Prediction of student learning style using modified decision tree algorithm in e-learning system

Learning style is an important factor that accounts for the individual student learning in any learning environment. Every student has a different learning style and different ways to percept, process, retain and understand new information. In this paper, a new approach is proposed to classify students learning style automatically and dynamically depending on their learning behavior in a learning management system (LMS). There have been several approaches proposed for automatic learning style detection. One of the widely accepted and frequently used classification techniques is the decision tree classifier. The decision tree classifier mainly depends on the construction of strong decision rules which are required to identify learning styles accurately. The lack of strong decision rules would lead to the misclassification of individual students learning style.

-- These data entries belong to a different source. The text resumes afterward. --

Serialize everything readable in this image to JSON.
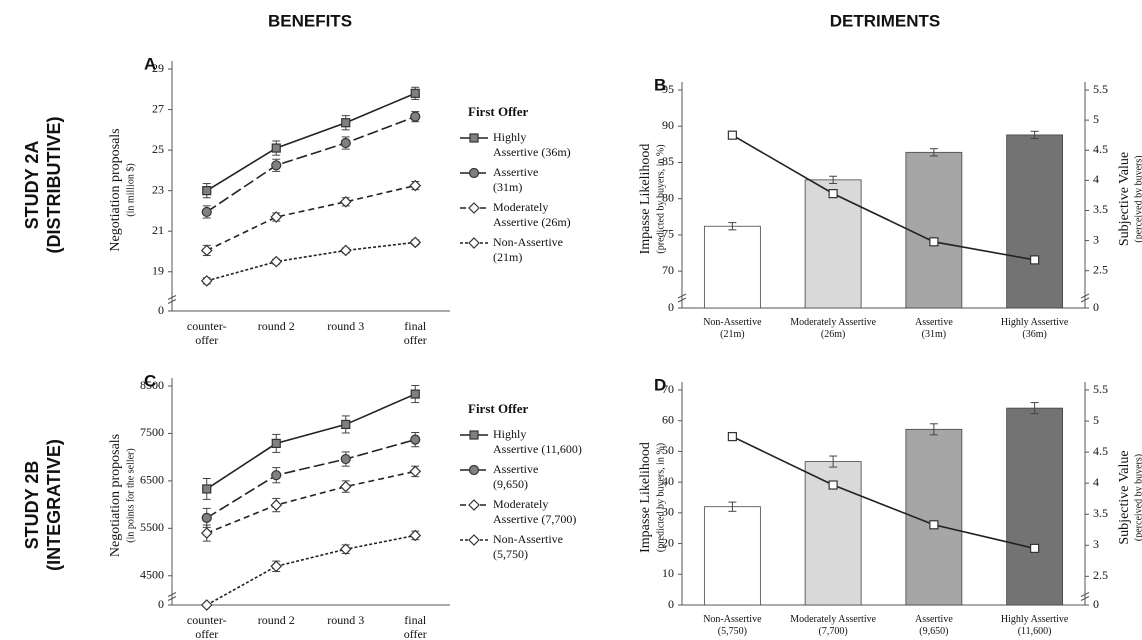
{
  "column_titles": [
    "BENEFITS",
    "DETRIMENTS"
  ],
  "row_titles": [
    "STUDY 2A\n(DISTRIBUTIVE)",
    "STUDY 2B\n(INTEGRATIVE)"
  ],
  "chart_data": [
    {
      "type": "line",
      "label": "A",
      "ylabel": "Negotiation proposals",
      "ylabel_sub": "(in million $)",
      "categories": [
        "counter-\noffer",
        "round 2",
        "round 3",
        "final\noffer"
      ],
      "ylim": [
        18.1,
        29
      ],
      "yticks": [
        0,
        19,
        21,
        23,
        25,
        27,
        29
      ],
      "y_axis_break": true,
      "legend_title": "First Offer",
      "series": [
        {
          "name": "Highly\nAssertive (36m)",
          "color": "#808080",
          "marker": "square",
          "dash": "solid",
          "values": [
            23.0,
            25.1,
            26.35,
            27.8
          ],
          "errors": [
            0.35,
            0.35,
            0.35,
            0.3
          ]
        },
        {
          "name": "Assertive\n(31m)",
          "color": "#808080",
          "marker": "circle",
          "dash": "long-dash",
          "values": [
            21.95,
            24.25,
            25.35,
            26.65
          ],
          "errors": [
            0.3,
            0.3,
            0.3,
            0.25
          ]
        },
        {
          "name": "Moderately\nAssertive (26m)",
          "color": "#ffffff",
          "marker": "diamond",
          "dash": "dash",
          "values": [
            20.05,
            21.7,
            22.45,
            23.25
          ],
          "errors": [
            0.25,
            0.2,
            0.2,
            0.2
          ]
        },
        {
          "name": "Non-Assertive\n(21m)",
          "color": "#ffffff",
          "marker": "diamond",
          "dash": "short-dash",
          "values": [
            18.55,
            19.5,
            20.05,
            20.45
          ],
          "errors": [
            0.15,
            0.12,
            0.12,
            0.12
          ]
        }
      ]
    },
    {
      "type": "bar_line",
      "label": "B",
      "ylabel": "Impasse Likelihood",
      "ylabel_sub": "(predicted by buyers, in %)",
      "y2label": "Subjective Value",
      "y2label_sub": "(perceived by buyers)",
      "categories": [
        "Non-Assertive\n(21m)",
        "Moderately Assertive\n(26m)",
        "Assertive\n(31m)",
        "Highly Assertive\n(36m)"
      ],
      "ylim": [
        67.4,
        95
      ],
      "yticks": [
        0,
        70,
        75,
        80,
        85,
        90,
        95
      ],
      "y_axis_break": true,
      "y2lim": [
        2.18,
        5.5
      ],
      "y2ticks": [
        0,
        2.5,
        3,
        3.5,
        4,
        4.5,
        5,
        5.5
      ],
      "y2_axis_break": true,
      "series": [
        {
          "type": "bar",
          "colors": [
            "#ffffff",
            "#d9d9d9",
            "#a6a6a6",
            "#737373"
          ],
          "values": [
            76.2,
            82.6,
            86.4,
            88.8
          ],
          "errors": [
            0.5,
            0.5,
            0.5,
            0.5
          ]
        },
        {
          "type": "line",
          "axis": "y2",
          "color": "#ffffff",
          "marker": "square",
          "dash": "solid",
          "values": [
            4.75,
            3.78,
            2.98,
            2.68
          ],
          "errors": [
            0.06,
            0.06,
            0.06,
            0.04
          ]
        }
      ]
    },
    {
      "type": "line",
      "label": "C",
      "ylabel": "Negotiation proposals",
      "ylabel_sub": "(in points for the seller)",
      "categories": [
        "counter-\noffer",
        "round 2",
        "round 3",
        "final\noffer"
      ],
      "ylim": [
        4200,
        8500
      ],
      "yticks": [
        0,
        4500,
        5500,
        6500,
        7500,
        8500
      ],
      "y_axis_break": true,
      "legend_title": "First Offer",
      "series": [
        {
          "name": "Highly\nAssertive (11,600)",
          "color": "#808080",
          "marker": "square",
          "dash": "solid",
          "values": [
            6330,
            7290,
            7690,
            8330
          ],
          "errors": [
            220,
            190,
            180,
            180
          ]
        },
        {
          "name": "Assertive\n(9,650)",
          "color": "#808080",
          "marker": "circle",
          "dash": "long-dash",
          "values": [
            5720,
            6620,
            6960,
            7370
          ],
          "errors": [
            200,
            160,
            150,
            150
          ]
        },
        {
          "name": "Moderately\nAssertive (7,700)",
          "color": "#ffffff",
          "marker": "diamond",
          "dash": "dash",
          "values": [
            5400,
            5990,
            6380,
            6700
          ],
          "errors": [
            170,
            140,
            120,
            110
          ]
        },
        {
          "name": "Non-Assertive\n(5,750)",
          "color": "#ffffff",
          "marker": "diamond",
          "dash": "short-dash",
          "values": [
            4000,
            4700,
            5060,
            5350
          ],
          "errors": [
            160,
            110,
            90,
            90
          ]
        }
      ]
    },
    {
      "type": "bar_line",
      "label": "D",
      "ylabel": "Impasse Likelihood",
      "ylabel_sub": "(predicted by buyers, in %)",
      "y2label": "Subjective Value",
      "y2label_sub": "(perceived by buyers)",
      "categories": [
        "Non-Assertive\n(5,750)",
        "Moderately Assertive\n(7,700)",
        "Assertive\n(9,650)",
        "Highly Assertive\n(11,600)"
      ],
      "ylim": [
        0,
        70
      ],
      "yticks": [
        0,
        10,
        20,
        30,
        40,
        50,
        60,
        70
      ],
      "y_axis_break": false,
      "y2lim": [
        2.28,
        5.5
      ],
      "y2ticks": [
        0,
        2.5,
        3,
        3.5,
        4,
        4.5,
        5,
        5.5
      ],
      "y2_axis_break": true,
      "series": [
        {
          "type": "bar",
          "colors": [
            "#ffffff",
            "#d9d9d9",
            "#a6a6a6",
            "#737373"
          ],
          "values": [
            32,
            46.7,
            57.2,
            64.1
          ],
          "errors": [
            1.5,
            1.8,
            1.8,
            1.8
          ]
        },
        {
          "type": "line",
          "axis": "y2",
          "color": "#ffffff",
          "marker": "square",
          "dash": "solid",
          "values": [
            4.75,
            3.97,
            3.33,
            2.95
          ],
          "errors": [
            0.05,
            0.06,
            0.05,
            0.04
          ]
        }
      ]
    }
  ]
}
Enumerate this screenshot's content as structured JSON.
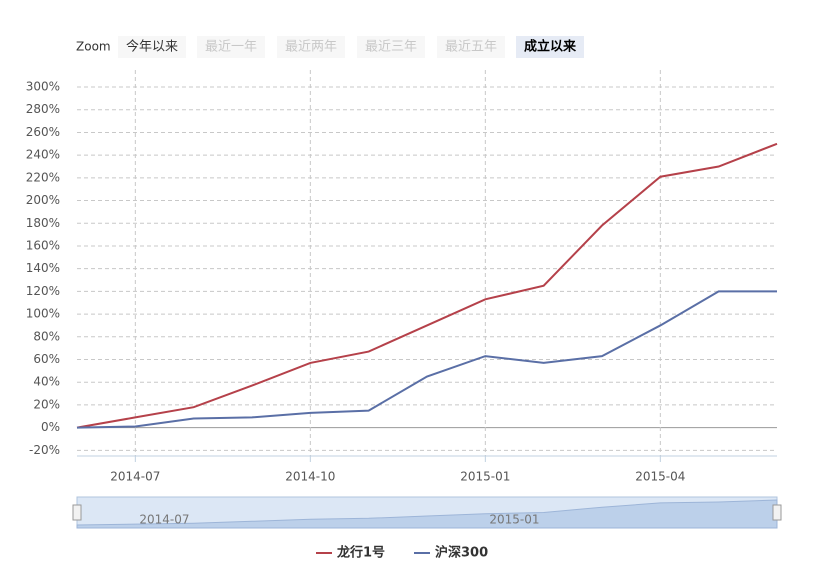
{
  "zoom": {
    "label": "Zoom",
    "buttons": [
      "今年以来",
      "最近一年",
      "最近两年",
      "最近三年",
      "最近五年",
      "成立以来"
    ],
    "disabled": [
      false,
      true,
      true,
      true,
      true,
      false
    ],
    "selected": 5
  },
  "chart_data": {
    "type": "line",
    "x": [
      "2014-06",
      "2014-07",
      "2014-08",
      "2014-09",
      "2014-10",
      "2014-11",
      "2014-12",
      "2015-01",
      "2015-02",
      "2015-03",
      "2015-04",
      "2015-05",
      "2015-06"
    ],
    "series": [
      {
        "name": "龙行1号",
        "color": "#b5414a",
        "values": [
          0,
          9,
          18,
          37,
          57,
          67,
          90,
          113,
          125,
          178,
          221,
          230,
          250
        ]
      },
      {
        "name": "沪深300",
        "color": "#5a6fa6",
        "values": [
          0,
          1,
          8,
          9,
          13,
          15,
          45,
          63,
          57,
          63,
          90,
          120,
          120
        ]
      }
    ],
    "xlim": [
      "2014-06",
      "2015-06"
    ],
    "xticks": [
      "2014-07",
      "2014-10",
      "2015-01",
      "2015-04"
    ],
    "ylim": [
      -25,
      315
    ],
    "yticks": [
      {
        "value": -20,
        "label": "-20%"
      },
      {
        "value": 0,
        "label": "0%"
      },
      {
        "value": 20,
        "label": "20%"
      },
      {
        "value": 40,
        "label": "40%"
      },
      {
        "value": 60,
        "label": "60%"
      },
      {
        "value": 80,
        "label": "80%"
      },
      {
        "value": 100,
        "label": "100%"
      },
      {
        "value": 120,
        "label": "120%"
      },
      {
        "value": 140,
        "label": "140%"
      },
      {
        "value": 160,
        "label": "160%"
      },
      {
        "value": 180,
        "label": "180%"
      },
      {
        "value": 200,
        "label": "200%"
      },
      {
        "value": 220,
        "label": "220%"
      },
      {
        "value": 240,
        "label": "240%"
      },
      {
        "value": 260,
        "label": "260%"
      },
      {
        "value": 280,
        "label": "280%"
      },
      {
        "value": 300,
        "label": "300%"
      }
    ],
    "grid": true
  }
}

Hence, this paper mainly focuses on the construction of strong decision rules to strengthen the existing decision tree classifier to accurately and precisely classify students learning style thereby improving the classification accuracy. The proposed approach has experimented with an average of 300 students enrolled for the online courses in Moodle LMS. Initially, the students' behavior are extracted from the web log files of LMS and then preprocessed to build decision tree classifier using strong decision rules based on the three learning dimensions of standard Felder Silverman learning style model (FSLSM). The evaluation result is obtained using the inference engine with forward reasoning searches of the rules until the correct learning style is determined. Based on the result obtained, the prediction of learning style is done for the new students automatically and accurately using the significant rules built in the decision tree classifier. The experimental result proved that the processing dimension shows variance in classification whereas perception and input dimension shows less variance with an average accuracy of 87%.